Malik, Hassan, Rifat y Coulibaly son cuatro musulmanes que como muchos otros viven en Francia donde trabajan largas horas en empleos «penosos», sin beber ni comer durante el mes de ayuno del ramadán, en lo que ellos consideran «una prueba de resistencia física y mental».
«Lo más duro es la sed», sostiene Malik Ibrahim, un malí de 33 años que desde hace tres trabaja en una empresa de limpieza callejera de la región parisina, «con los documentos de un primo».
«La sed empieza por la mañana y te tortura hasta que se pone el Sol; es difícil olvidarla, sobre todo cuando ves beber a los otros», explica el joven, que vacía grandes cubos de basura durante 12 horas al día.
«Pero el ayuno reafirma la voluntad con el sentimiento de haber hecho un auténtico esfuerzo y de haber respetado una enseñanza esencial de nuestra religión», agrega.

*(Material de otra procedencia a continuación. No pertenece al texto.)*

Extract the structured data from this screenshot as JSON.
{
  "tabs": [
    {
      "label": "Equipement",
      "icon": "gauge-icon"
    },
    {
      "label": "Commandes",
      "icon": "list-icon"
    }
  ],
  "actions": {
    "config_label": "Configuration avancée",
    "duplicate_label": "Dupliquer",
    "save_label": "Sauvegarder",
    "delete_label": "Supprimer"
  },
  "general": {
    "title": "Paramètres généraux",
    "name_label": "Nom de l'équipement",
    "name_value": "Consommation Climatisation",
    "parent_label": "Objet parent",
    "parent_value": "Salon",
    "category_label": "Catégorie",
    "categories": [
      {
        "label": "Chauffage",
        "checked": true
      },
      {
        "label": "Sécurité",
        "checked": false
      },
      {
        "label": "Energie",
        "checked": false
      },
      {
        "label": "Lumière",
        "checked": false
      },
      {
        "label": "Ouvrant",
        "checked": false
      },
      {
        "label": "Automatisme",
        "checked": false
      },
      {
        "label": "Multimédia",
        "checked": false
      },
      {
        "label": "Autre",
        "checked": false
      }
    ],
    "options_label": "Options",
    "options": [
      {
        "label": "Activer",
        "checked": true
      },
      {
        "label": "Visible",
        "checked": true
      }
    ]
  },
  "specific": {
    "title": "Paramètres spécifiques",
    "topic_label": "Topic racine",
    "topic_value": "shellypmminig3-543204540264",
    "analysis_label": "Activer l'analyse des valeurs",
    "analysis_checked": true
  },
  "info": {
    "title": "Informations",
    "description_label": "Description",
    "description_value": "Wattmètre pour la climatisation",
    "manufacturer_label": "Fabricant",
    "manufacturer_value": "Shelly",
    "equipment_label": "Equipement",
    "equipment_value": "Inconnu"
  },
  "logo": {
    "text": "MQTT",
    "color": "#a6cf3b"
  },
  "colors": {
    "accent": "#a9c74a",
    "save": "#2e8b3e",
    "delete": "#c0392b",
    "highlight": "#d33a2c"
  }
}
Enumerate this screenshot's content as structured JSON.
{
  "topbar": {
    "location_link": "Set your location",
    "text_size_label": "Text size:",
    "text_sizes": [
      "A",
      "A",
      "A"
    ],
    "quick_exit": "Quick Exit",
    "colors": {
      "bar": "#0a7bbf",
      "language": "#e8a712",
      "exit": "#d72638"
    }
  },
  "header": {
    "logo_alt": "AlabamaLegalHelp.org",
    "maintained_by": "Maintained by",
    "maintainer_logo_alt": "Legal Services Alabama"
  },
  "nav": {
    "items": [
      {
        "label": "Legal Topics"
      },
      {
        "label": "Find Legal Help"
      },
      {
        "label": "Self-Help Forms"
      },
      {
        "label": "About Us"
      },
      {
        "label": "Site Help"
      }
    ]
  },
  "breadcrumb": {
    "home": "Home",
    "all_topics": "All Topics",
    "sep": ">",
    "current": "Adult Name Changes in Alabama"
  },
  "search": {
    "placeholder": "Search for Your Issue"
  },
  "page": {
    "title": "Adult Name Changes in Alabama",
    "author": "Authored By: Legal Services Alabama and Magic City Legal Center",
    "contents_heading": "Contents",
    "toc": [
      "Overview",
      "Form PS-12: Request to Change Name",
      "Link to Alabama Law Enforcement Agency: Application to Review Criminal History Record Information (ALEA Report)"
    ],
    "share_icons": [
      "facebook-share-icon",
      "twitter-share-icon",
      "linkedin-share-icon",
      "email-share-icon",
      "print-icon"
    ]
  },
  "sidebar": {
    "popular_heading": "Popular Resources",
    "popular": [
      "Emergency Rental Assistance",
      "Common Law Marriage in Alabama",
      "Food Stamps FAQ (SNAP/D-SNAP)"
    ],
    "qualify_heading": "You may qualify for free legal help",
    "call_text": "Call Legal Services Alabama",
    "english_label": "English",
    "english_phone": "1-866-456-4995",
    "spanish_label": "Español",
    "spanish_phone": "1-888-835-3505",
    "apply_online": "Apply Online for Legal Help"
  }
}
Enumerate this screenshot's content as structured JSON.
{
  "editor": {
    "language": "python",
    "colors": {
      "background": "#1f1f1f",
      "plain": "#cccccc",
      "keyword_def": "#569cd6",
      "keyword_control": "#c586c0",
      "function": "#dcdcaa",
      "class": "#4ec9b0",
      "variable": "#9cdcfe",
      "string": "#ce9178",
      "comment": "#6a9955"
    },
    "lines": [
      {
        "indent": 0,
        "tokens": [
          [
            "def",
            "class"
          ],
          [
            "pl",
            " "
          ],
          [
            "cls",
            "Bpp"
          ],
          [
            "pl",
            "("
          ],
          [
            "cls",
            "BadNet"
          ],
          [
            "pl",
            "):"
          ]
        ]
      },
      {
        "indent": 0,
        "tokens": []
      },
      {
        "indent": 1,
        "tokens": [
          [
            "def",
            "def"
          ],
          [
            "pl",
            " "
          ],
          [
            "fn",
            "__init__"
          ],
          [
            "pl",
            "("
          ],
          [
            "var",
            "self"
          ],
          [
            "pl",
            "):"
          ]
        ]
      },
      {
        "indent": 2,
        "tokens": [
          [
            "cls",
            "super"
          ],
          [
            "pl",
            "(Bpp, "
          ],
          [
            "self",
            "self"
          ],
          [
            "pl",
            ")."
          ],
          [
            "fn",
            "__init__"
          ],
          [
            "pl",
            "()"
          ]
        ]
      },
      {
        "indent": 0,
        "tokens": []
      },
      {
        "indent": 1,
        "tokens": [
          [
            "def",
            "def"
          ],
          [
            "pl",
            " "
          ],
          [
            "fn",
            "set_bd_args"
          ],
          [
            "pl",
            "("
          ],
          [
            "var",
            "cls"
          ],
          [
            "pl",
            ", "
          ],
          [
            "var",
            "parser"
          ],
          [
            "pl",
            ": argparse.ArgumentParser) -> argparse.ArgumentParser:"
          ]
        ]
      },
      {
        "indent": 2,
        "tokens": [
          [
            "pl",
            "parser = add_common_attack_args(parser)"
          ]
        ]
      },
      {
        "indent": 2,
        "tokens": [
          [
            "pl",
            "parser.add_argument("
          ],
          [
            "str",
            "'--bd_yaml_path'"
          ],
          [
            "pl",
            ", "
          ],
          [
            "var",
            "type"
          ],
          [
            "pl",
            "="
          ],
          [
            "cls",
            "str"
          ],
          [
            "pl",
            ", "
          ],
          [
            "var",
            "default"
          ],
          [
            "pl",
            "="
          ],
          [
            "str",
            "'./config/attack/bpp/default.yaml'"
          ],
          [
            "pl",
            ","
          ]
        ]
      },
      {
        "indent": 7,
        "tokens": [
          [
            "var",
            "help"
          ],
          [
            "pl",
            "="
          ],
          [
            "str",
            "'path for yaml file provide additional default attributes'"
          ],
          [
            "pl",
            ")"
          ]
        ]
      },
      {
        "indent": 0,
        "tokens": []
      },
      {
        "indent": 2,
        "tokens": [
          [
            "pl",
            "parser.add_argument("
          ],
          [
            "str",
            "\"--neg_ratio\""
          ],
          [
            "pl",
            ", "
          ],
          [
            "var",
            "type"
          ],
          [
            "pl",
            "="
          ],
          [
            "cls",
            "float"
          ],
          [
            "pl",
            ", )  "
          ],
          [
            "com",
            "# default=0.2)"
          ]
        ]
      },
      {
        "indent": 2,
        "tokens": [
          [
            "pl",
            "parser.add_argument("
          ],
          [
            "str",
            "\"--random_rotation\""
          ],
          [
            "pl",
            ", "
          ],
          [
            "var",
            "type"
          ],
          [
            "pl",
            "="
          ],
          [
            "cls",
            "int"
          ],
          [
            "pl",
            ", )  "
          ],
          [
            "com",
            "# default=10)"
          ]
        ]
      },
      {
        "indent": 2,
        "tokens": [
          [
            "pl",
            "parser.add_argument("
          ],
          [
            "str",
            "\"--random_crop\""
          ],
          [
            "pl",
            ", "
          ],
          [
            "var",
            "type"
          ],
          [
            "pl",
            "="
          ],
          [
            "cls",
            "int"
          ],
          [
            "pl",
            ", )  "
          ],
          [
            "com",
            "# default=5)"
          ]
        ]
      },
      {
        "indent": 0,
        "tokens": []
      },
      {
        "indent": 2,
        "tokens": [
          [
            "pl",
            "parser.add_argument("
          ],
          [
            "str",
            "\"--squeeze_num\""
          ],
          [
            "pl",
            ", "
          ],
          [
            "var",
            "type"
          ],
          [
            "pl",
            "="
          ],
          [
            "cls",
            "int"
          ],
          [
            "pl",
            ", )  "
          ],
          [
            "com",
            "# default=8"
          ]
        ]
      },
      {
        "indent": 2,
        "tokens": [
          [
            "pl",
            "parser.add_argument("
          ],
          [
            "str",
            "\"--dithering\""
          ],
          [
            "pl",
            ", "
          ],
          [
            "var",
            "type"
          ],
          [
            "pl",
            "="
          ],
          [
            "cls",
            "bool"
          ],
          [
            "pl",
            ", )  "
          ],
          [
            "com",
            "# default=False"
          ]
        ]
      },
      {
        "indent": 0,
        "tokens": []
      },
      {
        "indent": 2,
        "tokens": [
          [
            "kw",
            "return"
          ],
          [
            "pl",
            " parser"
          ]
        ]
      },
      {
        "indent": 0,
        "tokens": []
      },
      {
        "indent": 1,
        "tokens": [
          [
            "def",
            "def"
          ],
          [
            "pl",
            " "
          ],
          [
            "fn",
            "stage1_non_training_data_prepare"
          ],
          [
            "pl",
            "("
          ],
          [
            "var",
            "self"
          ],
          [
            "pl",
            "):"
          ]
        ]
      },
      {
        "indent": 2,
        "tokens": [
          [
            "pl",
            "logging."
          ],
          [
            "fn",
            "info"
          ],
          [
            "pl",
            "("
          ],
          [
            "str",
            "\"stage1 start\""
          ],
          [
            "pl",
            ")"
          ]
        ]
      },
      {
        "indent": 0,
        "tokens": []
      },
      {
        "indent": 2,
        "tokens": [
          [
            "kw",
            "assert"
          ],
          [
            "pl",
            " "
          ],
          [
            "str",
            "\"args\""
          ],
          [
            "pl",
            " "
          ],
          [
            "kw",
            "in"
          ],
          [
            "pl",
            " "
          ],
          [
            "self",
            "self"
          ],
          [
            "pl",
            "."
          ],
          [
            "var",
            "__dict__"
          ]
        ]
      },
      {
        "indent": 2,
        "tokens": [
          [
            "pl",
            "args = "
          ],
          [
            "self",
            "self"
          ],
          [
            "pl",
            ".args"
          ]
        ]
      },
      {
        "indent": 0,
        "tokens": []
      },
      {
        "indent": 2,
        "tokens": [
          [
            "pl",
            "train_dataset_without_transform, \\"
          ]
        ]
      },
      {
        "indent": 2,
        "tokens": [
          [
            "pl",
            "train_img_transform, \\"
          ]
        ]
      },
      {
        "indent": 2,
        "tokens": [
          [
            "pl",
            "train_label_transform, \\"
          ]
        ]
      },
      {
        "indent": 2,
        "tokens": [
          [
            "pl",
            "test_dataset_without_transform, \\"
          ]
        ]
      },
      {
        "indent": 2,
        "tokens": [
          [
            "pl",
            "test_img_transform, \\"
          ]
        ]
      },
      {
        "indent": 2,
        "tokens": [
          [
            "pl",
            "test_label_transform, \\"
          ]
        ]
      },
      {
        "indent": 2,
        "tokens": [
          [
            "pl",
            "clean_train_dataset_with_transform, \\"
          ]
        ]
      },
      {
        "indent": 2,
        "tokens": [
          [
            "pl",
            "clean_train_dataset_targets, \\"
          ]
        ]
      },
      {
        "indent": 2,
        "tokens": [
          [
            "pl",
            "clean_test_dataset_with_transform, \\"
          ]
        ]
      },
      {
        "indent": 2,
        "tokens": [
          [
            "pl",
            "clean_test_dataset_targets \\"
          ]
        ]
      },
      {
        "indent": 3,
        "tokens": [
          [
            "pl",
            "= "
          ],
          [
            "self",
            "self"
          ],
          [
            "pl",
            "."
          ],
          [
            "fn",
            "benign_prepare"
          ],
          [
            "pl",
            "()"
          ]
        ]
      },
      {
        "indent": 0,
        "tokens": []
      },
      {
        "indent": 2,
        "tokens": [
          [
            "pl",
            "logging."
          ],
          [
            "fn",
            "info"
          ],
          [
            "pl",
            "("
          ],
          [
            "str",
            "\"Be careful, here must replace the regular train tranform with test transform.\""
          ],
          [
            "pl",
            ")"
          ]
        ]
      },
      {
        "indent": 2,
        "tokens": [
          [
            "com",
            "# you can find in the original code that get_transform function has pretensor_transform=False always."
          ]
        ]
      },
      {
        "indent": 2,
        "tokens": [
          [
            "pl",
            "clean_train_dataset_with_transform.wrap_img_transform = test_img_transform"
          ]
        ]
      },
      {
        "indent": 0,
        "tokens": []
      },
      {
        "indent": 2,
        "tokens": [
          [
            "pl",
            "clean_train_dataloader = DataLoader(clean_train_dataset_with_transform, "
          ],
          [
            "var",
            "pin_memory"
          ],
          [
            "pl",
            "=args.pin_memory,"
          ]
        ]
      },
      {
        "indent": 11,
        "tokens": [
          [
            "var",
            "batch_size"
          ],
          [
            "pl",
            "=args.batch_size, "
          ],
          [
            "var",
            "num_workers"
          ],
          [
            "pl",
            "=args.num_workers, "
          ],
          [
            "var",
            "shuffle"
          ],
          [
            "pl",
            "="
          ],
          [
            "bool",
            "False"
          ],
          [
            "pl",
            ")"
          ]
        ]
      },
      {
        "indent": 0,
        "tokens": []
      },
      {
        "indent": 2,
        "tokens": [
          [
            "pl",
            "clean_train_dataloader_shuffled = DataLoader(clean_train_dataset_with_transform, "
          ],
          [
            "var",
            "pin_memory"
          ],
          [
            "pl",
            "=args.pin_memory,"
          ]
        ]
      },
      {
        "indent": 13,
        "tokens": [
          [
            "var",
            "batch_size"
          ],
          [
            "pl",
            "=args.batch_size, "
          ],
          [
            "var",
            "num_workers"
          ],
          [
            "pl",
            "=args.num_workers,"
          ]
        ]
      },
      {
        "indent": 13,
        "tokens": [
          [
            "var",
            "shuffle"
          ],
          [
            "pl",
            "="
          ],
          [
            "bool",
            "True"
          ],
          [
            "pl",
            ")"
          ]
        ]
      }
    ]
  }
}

El ramadán, que empieza el lunes o el martes en Francia, es uno de los cinco pilares del islam. Es un mes de ayuno y oración que conmemora la revelación divina recibida por el profeta Mahoma.
Las comunidades musulmanes del mundo lo empiezan en días diferentes debido a que su inicio se fija mediante la observación directa ocular de la luna nueva.
Los fieles son llamados a practicar la piedad y la caridad y deben abstenerse de beber, comer, fumar y mantener relaciones sexuales desde que sale el sol hasta que se pone.
Para Hassan Djamal, un obrero argelino de 42 años que trabaja en la cadena de montaje de una fábrica de automóviles de la región parisina, el ramadán «es un momento esencial de la vida religiosa, familiar y comunitaria».
Pero es «agotador» porque «nuestros ritmos de trabajo no están adaptados y por la tarde estamos completamente agotados», reconoce.
En la obra donde trabaja Coulibaly Sibaly como albañil «incluso hay muchachos que se marean o se hieren», dice este joven de 26 años nacido en Costa de Marfil que trabaja «una media de 12 ó 13 horas al día».
«Es una buena prueba para la voluntad personal y la fe pero deberían darnos horarios diferentes durante el ramadán», subraya.
Rifat, por su parte, vive «una tentación permanente», pues trabaja como camarero en un restaurante turco de París desde las ocho de la mañana a las ocho de la tarde.
«Naturalmente que tenemos menos clientes pero hay otros muchos no musulmanes y es un poco duro tenerles que servirles y estar en pie muchas horas sin nada en la panza», reconoce este joven musulmán de 25 años que se define como «muy practicante».
Para los cuatro, el mes de ramadán también es un período en el que asisten más asiduamente a la mezquita y frecuentan más a otros miembros de la comunidad musulmana por las noches, en el «iftar», o sea, cuando se rompe el ayuno.
Sin embargo, este año están preocupados de no poder festejar como se debe ese tan esperado «iftar» por la subida de los precios de los alimentos.
«Nos vamos a tener que apretar los cinturones también por la noche», suspira Hassan, resignado.
A ello se suma que para estos trabajadores inmigrantes, cuyas familias están tan lejos, el ramadán también es, como resume Malik, «un momento en el que se echa mucho de menos a nuestro país, nuestras mujeres y nuestros hijos».